Morocco purports to be a burgeoning democracy, to be massively progressive in bringing it and it's people forward in education and life whilst understandably holding onto some fine of it's tradition and family values. It is on a massive drive to boost tourism and investment. If it wants people to invest, visit, settle, and move forward, it is going to have to get into the 21st Century on freedom of speech.

Who am I to know the truth? Many mutterings about the YouTube block were directly related to the protests for the independence of Western Sahara - an ongoing issue for the outside world but kind of okay as it is for Morocco (think huge mineral wealth). It was annexed back in 1975 and attempts to discuss or resolve the issue are as good as dormant - except, for example, down in Laayoune where it is alleged police beat female protesters (pro-independence). Google Earth will remain down for who knows how long? Who knows why, exactly? Is it a security issue? If so, fair enough but talk to Google - they can block block out militarily sensitive areas and royal palaces. The thinking is neanderthal, or, pre-internet. You block the world to us in Morocco but I can just ask a friend in Europe to email me a screenshot of whatever you're hiding!

Whatever the answers here, perhaps the authorities might take a look at this issue and reconsider.

censure_mt.JPG

Comments

From the author:

Following a long spell where Google Earth was working in Morocco, it is once again inaccessible. Google Earth needs access to three Google servers - auth.keyhole.com, maps.google.com, and kh.google.com. There is a test at http://earth.google.com/getest.html where one can verify if access is possible (recommends use in IE). Often it is just kh.google.com test that fails but when accessed via a proxy, it is successful.

Of course it's sometimes difficult to pinpoint - every so often Google has technical issues - there was a huge one in February - but on this occasion I do not believe that this is the case. On and up to 20th March I had no problem accessing Google sites, any of them, and Google Earth had worked just fine for a long time. I had cautiously felt censor-free. All of a sudden, and over the past couple of days, Google access was totally inaccessible, sometimes a page worked but that was extremely rare. No other websites were limited or inaccessible in any way. There were no reported outages outside Morocco, 'pings' to the same Google servers were normal, furthermore the same Google sites were available using a proxy server (in effect using a middle man to view pages without possible interference of tracking, filtering or blocking), and those Google sites which may be accessed via secure servers (starting and staying on the https protocol) were readily accessible - no problems at all. I could access Gmail, Reader, Docs when using https://... but never using the same urls under http://...

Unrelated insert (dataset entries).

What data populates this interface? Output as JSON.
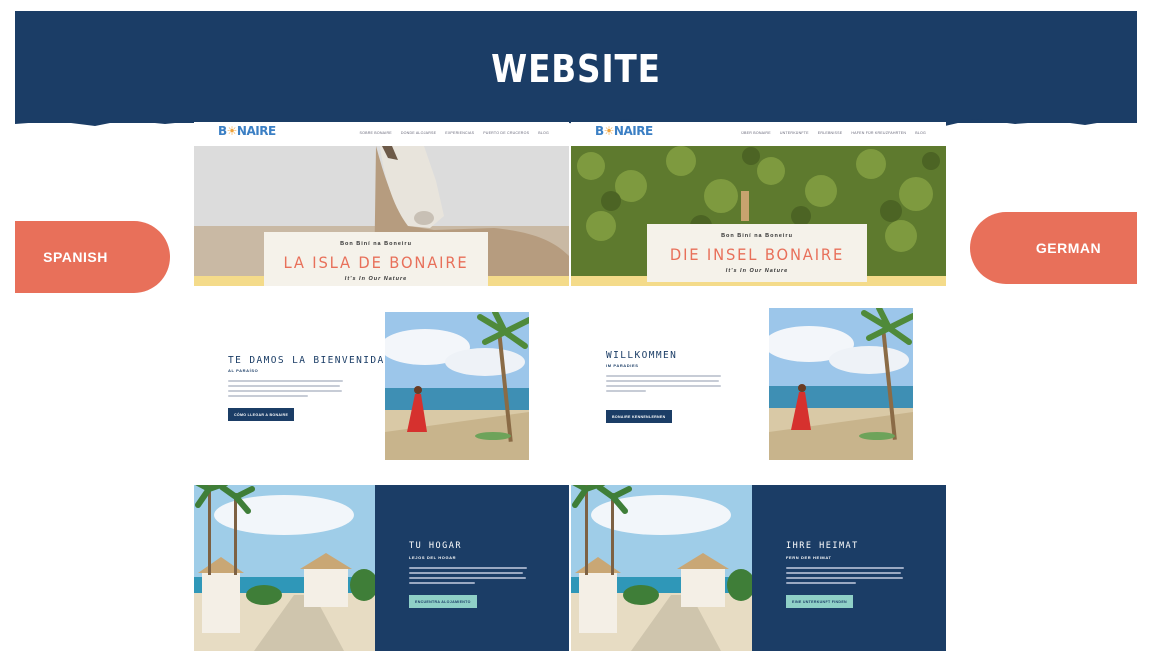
{
  "banner": {
    "title": "WEBSITE"
  },
  "labels": {
    "left": "SPANISH",
    "right": "GERMAN"
  },
  "spanish": {
    "logo": "BONAIRE",
    "nav": [
      "SOBRE BONAIRE",
      "DONDE ALOJARSE",
      "EXPERIENCIAS",
      "PUERTO DE CRUCEROS",
      "BLOG"
    ],
    "hero_pre": "Bon Biní na Boneiru",
    "hero_title": "LA ISLA DE BONAIRE",
    "hero_sub": "It's In Our Nature",
    "welcome_title": "TE DAMOS LA BIENVENIDA",
    "welcome_sub": "AL PARAÍSO",
    "welcome_button": "CÓMO LLEGAR A BONAIRE",
    "home_title": "TU HOGAR",
    "home_sub": "LEJOS DEL HOGAR",
    "home_button": "ENCUENTRA ALOJAMIENTO"
  },
  "german": {
    "logo": "BONAIRE",
    "nav": [
      "ÜBER BONAIRE",
      "UNTERKÜNFTE",
      "ERLEBNISSE",
      "HAFEN FÜR KREUZFAHRTEN",
      "BLOG"
    ],
    "hero_pre": "Bon Biní na Boneiru",
    "hero_title": "DIE INSEL BONAIRE",
    "hero_sub": "It's In Our Nature",
    "welcome_title": "WILLKOMMEN",
    "welcome_sub": "IM PARADIES",
    "welcome_button": "BONAIRE KENNENLERNEN",
    "home_title": "IHRE HEIMAT",
    "home_sub": "FERN DER HEIMAT",
    "home_button": "EINE UNTERKUNFT FINDEN"
  },
  "colors": {
    "navy": "#1b3d66",
    "coral": "#e8705a",
    "sand": "#f4db8a",
    "mint": "#8fd0c7"
  }
}
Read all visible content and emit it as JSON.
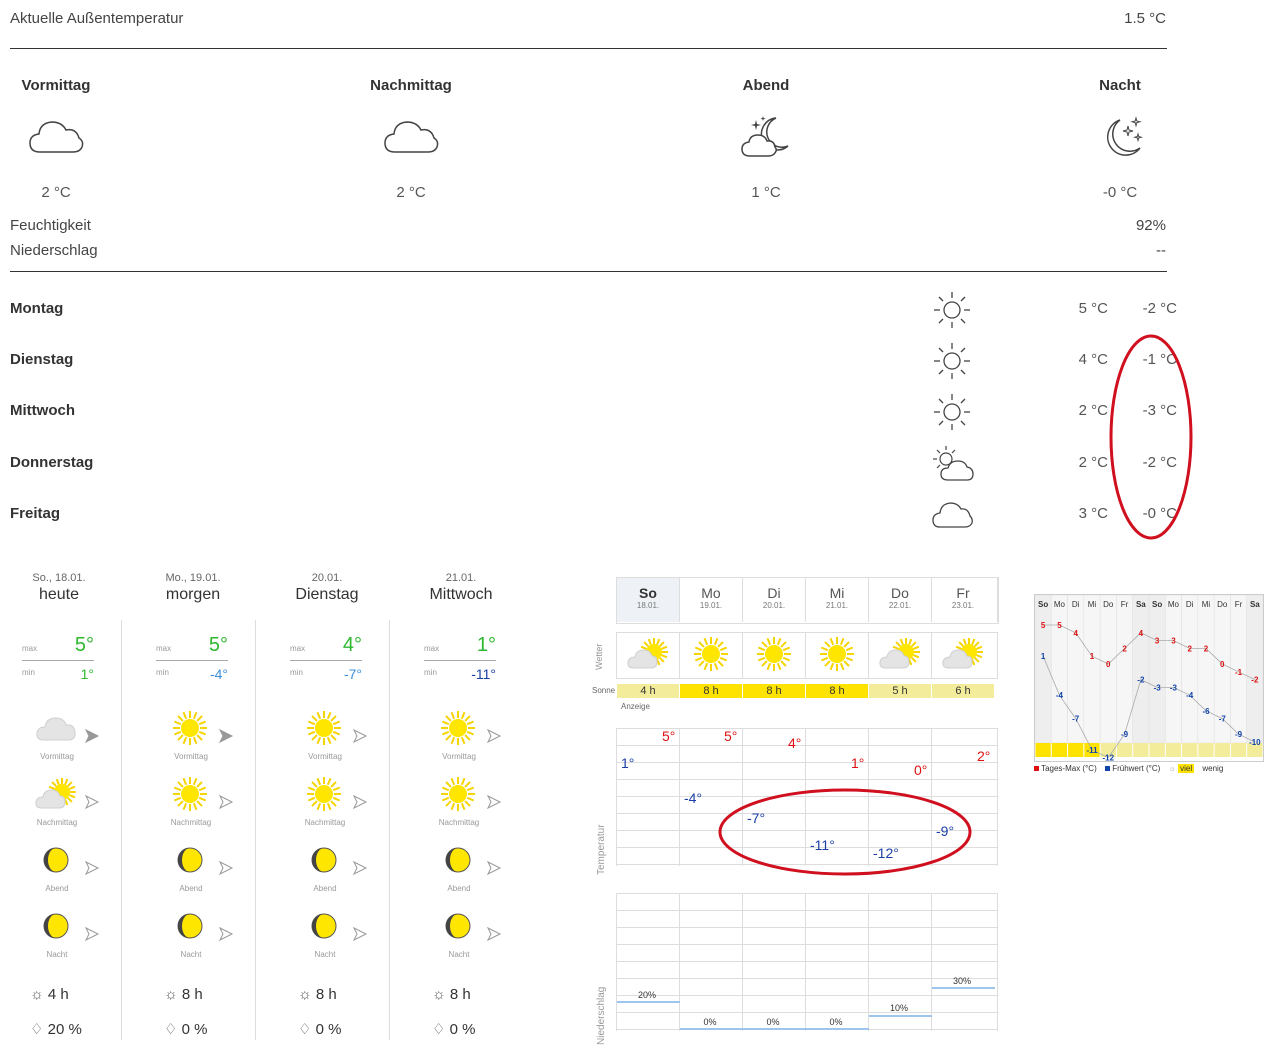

Since yesterday, I was again finding intermittent access to google.com etc. and today it is generally okay except for Google Earth (kh.google.com). I cannot prove this, but everything looks to me like we have Morocco again blocking access to Google Earth. The trouble with access to Google in general, well, my opinion is not censureship or blocking but implementation of filtering systems for surveillance or a general cock-up blocking kh.google.com. I don't readily go for conspiracy theories but here we have some hard-to-avoid facts that suggest intervention in some form or other. Also in 2007, a Maroc Telecom telephone agent told me Google Earth was not allowed in Morocco, even though there was intermittent access for some, and later long stretches of full access up to March 20th. We're back to where we started - selective internet censorship - or what Morocco like to call it - a "technical problem".

There are a couple of discussions from 2006/7 -
One here on Google's Keyhole forum:
http://bbs.keyhole.com/ubb/ubbthreads.php?ubb=showflat&Number=708609&sit...

and another piece here, with comments:
http://www.ogleearth.com/2006/08/morocco_censors.html

From the author:

Oh dear, sadly I was wrong. Severe or total Google outage is back. No Google on Maroc Telecom unless using a proxy or secure server. And it's widespread.